Big business should talk more about people

It is news to no one that UK business — big business at least — has had a difficult few years in terms of the zeitgeist.

You can argue whether the vote to leave the EU — when business almost universally pointed in one direction and the decision went the other — was symptom or cause. In all likelihood both.

But the acrimony since hasn’t helped. The pandemic prompted a crisis-time rallying-round that improved the standing of large corporations in polling, along with other national institutions. But that is a distant memory.

A government trying to push through tax rises has concluded in recent months that the most painless way to do that is on business. The energy crisis could mean windfall taxes on oil and gas producers. Big housebuilders are on the hook for the cladding crisis. When a combination of Brexit and Covid created serious labour shortages, it was business that was standing in the way of a higher-wage, higher productivity economy — at least according to the government.

Perhaps, then, it’s no surprise that a readout of the public’s view isn’t exactly glowing. Research from Hanbury Strategy and Stack Data Strategy, published this week, found that 56 per cent of those asked thought business was “out of touch”. 

When choosing what best described British businesses, the 2,000 respondents went for statements like “trying their best in a difficult time” and “care only about making money” in four times the numbers that sentiments like “share my values” or “making the world a better place” received.

The prescription from Hanbury, founded by former Vote Leave communications director Paul Stephenson, is to focus more on the basics, like producing better goods and services for customers and looking after employees. Talking more about those would better reflect the public’s priorities, the research said, as opposed to environmental, social and governance (ESG) issues.

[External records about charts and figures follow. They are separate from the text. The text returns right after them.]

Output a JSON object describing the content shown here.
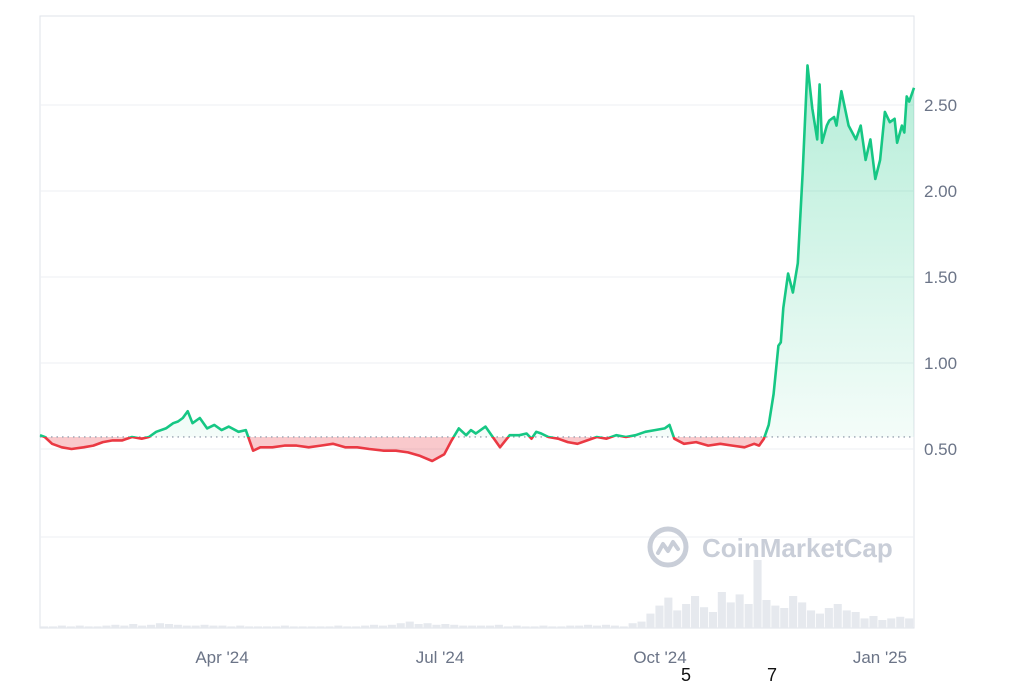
{
  "chart_data": {
    "type": "line",
    "title": "",
    "xlabel": "",
    "ylabel": "",
    "x_tick_labels": [
      "Apr '24",
      "Jul '24",
      "Oct '24",
      "Jan '25"
    ],
    "y_tick_labels": [
      "0.50",
      "1.00",
      "1.50",
      "2.00",
      "2.50"
    ],
    "y_ticks": [
      0.5,
      1.0,
      1.5,
      2.0,
      2.5
    ],
    "ylim": [
      0.0,
      3.5
    ],
    "xlim": [
      "2024-01-15",
      "2025-01-10"
    ],
    "baseline": 0.57,
    "baseline_style": "dotted",
    "above_baseline_color": "#16c784",
    "below_baseline_color": "#ea3943",
    "grid": "horizontal",
    "series": [
      {
        "dates": [
          "2024-01-15",
          "2024-01-17",
          "2024-01-20",
          "2024-01-24",
          "2024-01-28",
          "2024-02-02",
          "2024-02-06",
          "2024-02-10",
          "2024-02-14",
          "2024-02-18",
          "2024-02-22",
          "2024-02-26",
          "2024-02-29",
          "2024-03-03",
          "2024-03-07",
          "2024-03-10",
          "2024-03-12",
          "2024-03-14",
          "2024-03-16",
          "2024-03-18",
          "2024-03-21",
          "2024-03-24",
          "2024-03-27",
          "2024-03-30",
          "2024-04-02",
          "2024-04-06",
          "2024-04-09",
          "2024-04-12",
          "2024-04-15",
          "2024-04-20",
          "2024-04-25",
          "2024-04-30",
          "2024-05-05",
          "2024-05-10",
          "2024-05-15",
          "2024-05-20",
          "2024-05-25",
          "2024-05-30",
          "2024-06-05",
          "2024-06-10",
          "2024-06-15",
          "2024-06-20",
          "2024-06-25",
          "2024-06-30",
          "2024-07-03",
          "2024-07-06",
          "2024-07-09",
          "2024-07-11",
          "2024-07-13",
          "2024-07-15",
          "2024-07-17",
          "2024-07-19",
          "2024-07-23",
          "2024-07-27",
          "2024-07-31",
          "2024-08-03",
          "2024-08-05",
          "2024-08-07",
          "2024-08-09",
          "2024-08-12",
          "2024-08-16",
          "2024-08-20",
          "2024-08-24",
          "2024-08-28",
          "2024-09-01",
          "2024-09-05",
          "2024-09-09",
          "2024-09-13",
          "2024-09-17",
          "2024-09-21",
          "2024-09-25",
          "2024-09-29",
          "2024-10-01",
          "2024-10-03",
          "2024-10-07",
          "2024-10-12",
          "2024-10-17",
          "2024-10-22",
          "2024-10-27",
          "2024-11-01",
          "2024-11-05",
          "2024-11-07",
          "2024-11-09",
          "2024-11-11",
          "2024-11-13",
          "2024-11-15",
          "2024-11-16",
          "2024-11-17",
          "2024-11-19",
          "2024-11-21",
          "2024-11-23",
          "2024-11-25",
          "2024-11-27",
          "2024-11-29",
          "2024-12-01",
          "2024-12-02",
          "2024-12-03",
          "2024-12-05",
          "2024-12-06",
          "2024-12-08",
          "2024-12-09",
          "2024-12-11",
          "2024-12-14",
          "2024-12-17",
          "2024-12-19",
          "2024-12-21",
          "2024-12-23",
          "2024-12-25",
          "2024-12-27",
          "2024-12-29",
          "2024-12-31",
          "2025-01-02",
          "2025-01-03",
          "2025-01-05",
          "2025-01-06",
          "2025-01-07",
          "2025-01-08",
          "2025-01-10"
        ],
        "values": [
          0.58,
          0.57,
          0.53,
          0.51,
          0.5,
          0.51,
          0.52,
          0.54,
          0.55,
          0.55,
          0.57,
          0.56,
          0.57,
          0.6,
          0.62,
          0.65,
          0.66,
          0.68,
          0.72,
          0.65,
          0.68,
          0.62,
          0.64,
          0.61,
          0.63,
          0.6,
          0.61,
          0.49,
          0.51,
          0.51,
          0.52,
          0.52,
          0.51,
          0.52,
          0.53,
          0.51,
          0.51,
          0.5,
          0.49,
          0.49,
          0.48,
          0.46,
          0.43,
          0.47,
          0.55,
          0.62,
          0.58,
          0.61,
          0.59,
          0.61,
          0.63,
          0.59,
          0.51,
          0.58,
          0.58,
          0.59,
          0.56,
          0.6,
          0.59,
          0.57,
          0.56,
          0.54,
          0.53,
          0.55,
          0.57,
          0.56,
          0.58,
          0.57,
          0.58,
          0.6,
          0.61,
          0.62,
          0.64,
          0.56,
          0.53,
          0.54,
          0.52,
          0.53,
          0.52,
          0.51,
          0.53,
          0.52,
          0.56,
          0.64,
          0.82,
          1.1,
          1.12,
          1.32,
          1.52,
          1.41,
          1.58,
          2.1,
          2.73,
          2.48,
          2.3,
          2.62,
          2.28,
          2.38,
          2.41,
          2.43,
          2.38,
          2.58,
          2.38,
          2.3,
          2.38,
          2.18,
          2.3,
          2.07,
          2.18,
          2.46,
          2.4,
          2.42,
          2.28,
          2.38,
          2.34,
          2.55,
          2.52,
          2.6
        ]
      }
    ],
    "volume_series": [
      0.02,
      0.02,
      0.03,
      0.02,
      0.03,
      0.02,
      0.02,
      0.03,
      0.04,
      0.03,
      0.05,
      0.03,
      0.04,
      0.06,
      0.05,
      0.04,
      0.03,
      0.03,
      0.04,
      0.03,
      0.03,
      0.02,
      0.03,
      0.02,
      0.02,
      0.02,
      0.02,
      0.03,
      0.02,
      0.02,
      0.02,
      0.02,
      0.02,
      0.03,
      0.02,
      0.02,
      0.03,
      0.04,
      0.03,
      0.04,
      0.06,
      0.08,
      0.05,
      0.06,
      0.04,
      0.05,
      0.04,
      0.03,
      0.03,
      0.03,
      0.03,
      0.04,
      0.02,
      0.03,
      0.02,
      0.02,
      0.03,
      0.02,
      0.02,
      0.03,
      0.03,
      0.04,
      0.03,
      0.04,
      0.03,
      0.02,
      0.06,
      0.08,
      0.18,
      0.28,
      0.38,
      0.22,
      0.3,
      0.4,
      0.26,
      0.2,
      0.45,
      0.32,
      0.42,
      0.3,
      0.85,
      0.35,
      0.28,
      0.25,
      0.4,
      0.32,
      0.22,
      0.18,
      0.25,
      0.3,
      0.22,
      0.2,
      0.12,
      0.15,
      0.1,
      0.12,
      0.14,
      0.12
    ]
  },
  "watermark": {
    "text": "CoinMarketCap",
    "icon": "coinmarketcap-logo-icon"
  },
  "stray_labels": [
    "5",
    "7"
  ]
}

There is a decent tinge of anti-wokery sentiment to the findings. But still, this sounds like a challenge to companies and what my colleague Rob Armstrong calls the ESG industrial complex alike. If the professionalisation and financialisation of what amounts to asking companies to do the right thing has resulted in something that doesn’t very obviously include treating your staff well, then everyone has a problem. See Terry Smith’s criticism of Unilever this week: purpose-driven mayonnaise isn’t a ridiculous idea but it is basically meant to result in a product that is more interesting or relevant to customers, or more likely to motivate and retain staff.

It’s not that the public is only concerned about things that affect them right now; the strong interest in issues around climate change in the Hanbury results shows that. But the results point to a known failing within ESG: that the social part of it gets overlooked and that within that, investors aren’t asking the right questions. Responsible investment campaigner ShareAction found that investors are more likely to vote for environmental or governance resolutions than social ones.

The group is pushing for better information from companies about their workforce. Its latest data, released this week, received responses from only 173 companies of the 1,000 asked globally. The FTSE 100 does better with half sending back at least some numbers. Last year, the average completion rate was about 60 per cent of what is a detailed survey.

The charitable interpretation is that companies are too busy treating their employees well to fill in endless forms (and mounting requests for disclosure is one of the top complaints about the ESG machine). This isn’t entirely baseless: about half the blue-chip index are accredited Living Wage employers, and only about 55 per cent of them contribute to the ShareAction disclosure initiative.

But which questions companies choose to answer is also revealing. The best response rates in the past were on governance issues like board responsibilities and policy statements, unlikely to capture the public imagination. The spirit of openness doesn’t extend as much to the nitty gritty of pay, conditions or safety. Staff turnover appears a closely guarded secret, says ShareAction’s Rosie Mackenzie. And in other areas, like who works in the supply chain and where, companies simply aren’t collecting the basic data, she says.

Businesses should know more and talk more about their people. And ESG investing, done properly, should be part and parcel of that.